Wie viele Bomben liegen noch im Kölner Erdreich?

Das weiß niemand, aber es gibt Näherungswerte. Fest steht: 262-Mal wurde Köln im Zweiten Weltkrieg zwischen 1940 und 1945 aus der Luft bombardiert. Nach Angaben der Stadtverwaltung sind bei diesen Angriffen insgesamt ungefähr 1,5 Millionen Bomben niedergegangen, das lässt sich vor allem aus Aufzeichnungen der Alliierten rekonstruieren. Die Stadt Köln geht von einer Blindgängerquote von 20 Prozent aus. Darüber geben zum Beispiel Luftbildauswertungen von damals Aufschluss. Das würde bedeuten, dass nach Ende des Krieges rund 300.000 Blindgänger im Boden zurückgeblieben sind.

Wie viele davon wurden bis heute ausgegraben und entschärft?

Auch das ist nicht bekannt. Denn vor allem in den ersten Jahren und Jahrzehnten nach dem Krieg wurde darüber nicht zentral oder systematisch Buch geführt. Die Zuständigkeit für die Kampfmittelräumung hat seit 1945 zudem mehrfach gewechselt – anfangs waren die Besatzungsmächte zuständig, seit den 50er Jahren dann schrittweise die Bundesländer. In der DDR war es wieder anders geregelt. Erst seit 2014 verzeichnet die Stadt Köln jeden einzelnen Fund intern in einem Dashboard. Demnach wurden in den vergangenen elf Jahren allein knapp 450 Kampfmittel in Köln aus der Erde geholt – die meisten waren Sprengbomben. Erst mit großem Abstand folgen Granaten und andere Munition. Jan Leipertz von der Fachgruppe „Kampfmittelangelegenheiten“ im Kölner Ordnungsamt, schätzt, dass es noch mal weitere 70 bis 80 Jahre dauern wird, „bis man wahrscheinlich sagen kann: Wir haben den Großteil gefunden.“

Was verrät das Dashboard der Stadt noch über die einzelnen Funde?

So ziemlich alles: wo die Bombe gefunden wurde, wie, von wem, wann, welchen Zünder sie hatte; aber auch wie viele Anwohner evakuiert werden mussten, wie viel Personal das Ordnungsamt eingesetzt hat, wie viele Anwohnerinnen und Anwohner mit Krankenwagen transportiert und wie viele betreut werden mussten.

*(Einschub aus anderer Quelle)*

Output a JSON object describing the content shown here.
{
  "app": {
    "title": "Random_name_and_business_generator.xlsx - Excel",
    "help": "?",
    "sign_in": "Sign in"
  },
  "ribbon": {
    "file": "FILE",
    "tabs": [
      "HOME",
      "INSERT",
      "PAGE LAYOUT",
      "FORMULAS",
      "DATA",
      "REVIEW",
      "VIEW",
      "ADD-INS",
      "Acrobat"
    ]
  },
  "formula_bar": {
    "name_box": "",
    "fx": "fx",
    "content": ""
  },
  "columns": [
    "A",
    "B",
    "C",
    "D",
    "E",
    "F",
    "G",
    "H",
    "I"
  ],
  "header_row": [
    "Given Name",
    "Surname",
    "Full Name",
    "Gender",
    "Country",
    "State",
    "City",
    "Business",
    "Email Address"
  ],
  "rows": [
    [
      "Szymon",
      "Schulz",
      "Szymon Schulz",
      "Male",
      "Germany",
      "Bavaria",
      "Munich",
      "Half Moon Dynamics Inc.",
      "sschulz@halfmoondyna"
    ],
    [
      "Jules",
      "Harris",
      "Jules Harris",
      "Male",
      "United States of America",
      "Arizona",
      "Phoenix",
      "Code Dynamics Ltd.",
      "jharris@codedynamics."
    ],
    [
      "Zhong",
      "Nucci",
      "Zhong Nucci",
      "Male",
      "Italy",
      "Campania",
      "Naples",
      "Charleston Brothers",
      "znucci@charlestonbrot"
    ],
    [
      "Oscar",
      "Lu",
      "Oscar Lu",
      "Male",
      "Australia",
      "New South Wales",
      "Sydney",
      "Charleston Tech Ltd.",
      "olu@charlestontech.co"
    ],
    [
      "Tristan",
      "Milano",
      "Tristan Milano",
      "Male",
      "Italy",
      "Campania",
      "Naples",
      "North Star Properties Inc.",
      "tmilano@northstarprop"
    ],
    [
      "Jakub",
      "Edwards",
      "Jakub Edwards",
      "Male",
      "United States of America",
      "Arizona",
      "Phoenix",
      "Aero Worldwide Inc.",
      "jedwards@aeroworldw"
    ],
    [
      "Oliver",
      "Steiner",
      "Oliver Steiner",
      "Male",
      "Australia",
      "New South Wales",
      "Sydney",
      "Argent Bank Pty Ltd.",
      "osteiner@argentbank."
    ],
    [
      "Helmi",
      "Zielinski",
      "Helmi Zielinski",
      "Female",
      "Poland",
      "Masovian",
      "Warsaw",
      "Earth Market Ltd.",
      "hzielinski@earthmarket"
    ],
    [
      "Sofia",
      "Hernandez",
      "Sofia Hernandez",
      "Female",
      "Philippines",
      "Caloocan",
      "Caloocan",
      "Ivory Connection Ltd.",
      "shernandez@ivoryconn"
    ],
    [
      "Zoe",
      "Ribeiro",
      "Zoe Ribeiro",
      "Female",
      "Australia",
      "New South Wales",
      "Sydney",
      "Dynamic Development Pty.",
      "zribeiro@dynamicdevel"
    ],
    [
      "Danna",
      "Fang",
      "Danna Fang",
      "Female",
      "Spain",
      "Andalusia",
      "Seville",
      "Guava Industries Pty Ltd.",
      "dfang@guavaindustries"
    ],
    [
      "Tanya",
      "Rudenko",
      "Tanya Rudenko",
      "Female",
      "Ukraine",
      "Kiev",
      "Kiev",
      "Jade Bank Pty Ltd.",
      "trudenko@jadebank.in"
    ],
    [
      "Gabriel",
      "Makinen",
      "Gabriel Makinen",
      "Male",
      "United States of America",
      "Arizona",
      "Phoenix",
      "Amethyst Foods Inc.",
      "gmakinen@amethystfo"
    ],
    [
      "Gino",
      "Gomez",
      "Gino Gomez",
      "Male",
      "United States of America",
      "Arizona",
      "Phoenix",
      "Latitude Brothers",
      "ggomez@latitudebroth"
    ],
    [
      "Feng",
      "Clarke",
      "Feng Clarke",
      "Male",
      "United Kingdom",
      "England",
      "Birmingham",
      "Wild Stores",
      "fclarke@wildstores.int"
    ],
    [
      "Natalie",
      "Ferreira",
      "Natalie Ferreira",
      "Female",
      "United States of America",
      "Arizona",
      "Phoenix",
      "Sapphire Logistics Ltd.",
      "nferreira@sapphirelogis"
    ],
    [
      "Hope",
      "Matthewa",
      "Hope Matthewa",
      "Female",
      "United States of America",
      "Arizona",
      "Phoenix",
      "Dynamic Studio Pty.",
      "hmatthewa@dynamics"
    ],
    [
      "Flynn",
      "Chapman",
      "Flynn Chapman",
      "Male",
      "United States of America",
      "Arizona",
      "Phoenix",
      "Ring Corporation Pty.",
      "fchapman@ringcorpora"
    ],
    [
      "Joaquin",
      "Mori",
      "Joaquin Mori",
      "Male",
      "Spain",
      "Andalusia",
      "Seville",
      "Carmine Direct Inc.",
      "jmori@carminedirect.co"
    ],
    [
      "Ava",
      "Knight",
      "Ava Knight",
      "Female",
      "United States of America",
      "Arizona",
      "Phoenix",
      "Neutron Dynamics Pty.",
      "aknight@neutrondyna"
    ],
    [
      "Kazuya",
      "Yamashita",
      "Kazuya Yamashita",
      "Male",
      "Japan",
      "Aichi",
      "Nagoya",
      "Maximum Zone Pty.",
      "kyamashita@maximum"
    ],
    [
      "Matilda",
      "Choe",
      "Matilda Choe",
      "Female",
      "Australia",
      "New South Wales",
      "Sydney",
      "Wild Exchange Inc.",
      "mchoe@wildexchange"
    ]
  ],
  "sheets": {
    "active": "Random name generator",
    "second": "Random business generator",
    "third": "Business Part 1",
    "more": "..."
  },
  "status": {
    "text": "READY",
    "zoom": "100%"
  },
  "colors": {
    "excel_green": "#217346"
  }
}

Zusammenfassend lässt sich sagen: Die meisten Kampfmittel wogen fünf Zentner, hatten einen Aufschlagzünder, wurden an einem Mittwoch entschärft und zufällig gefunden, häufig bei Bauarbeiten. Zunehmend aber werden Bomben durch systematische Sondierungen im Zuge von geplanten Baumaßnahmen identifiziert.

Wo in Köln liegen die meisten Blindgänger?

Einen eindeutigen örtlichen Schwerpunkt gibt es nicht. Vor allem mit Beginn der Flächenbombardements auf Köln im Mai 1942, mit denen gezielt Wohngebiete ins Visier genommen wurden, um die Kriegsmoral der Bevölkerung zu brechen, gingen Bomben nahezu überall nieder. Lediglich der Kölner Norden, Chorweiler zum Beispiel, blieb im Vergleich zu anderen Stadtteilen eher verschont.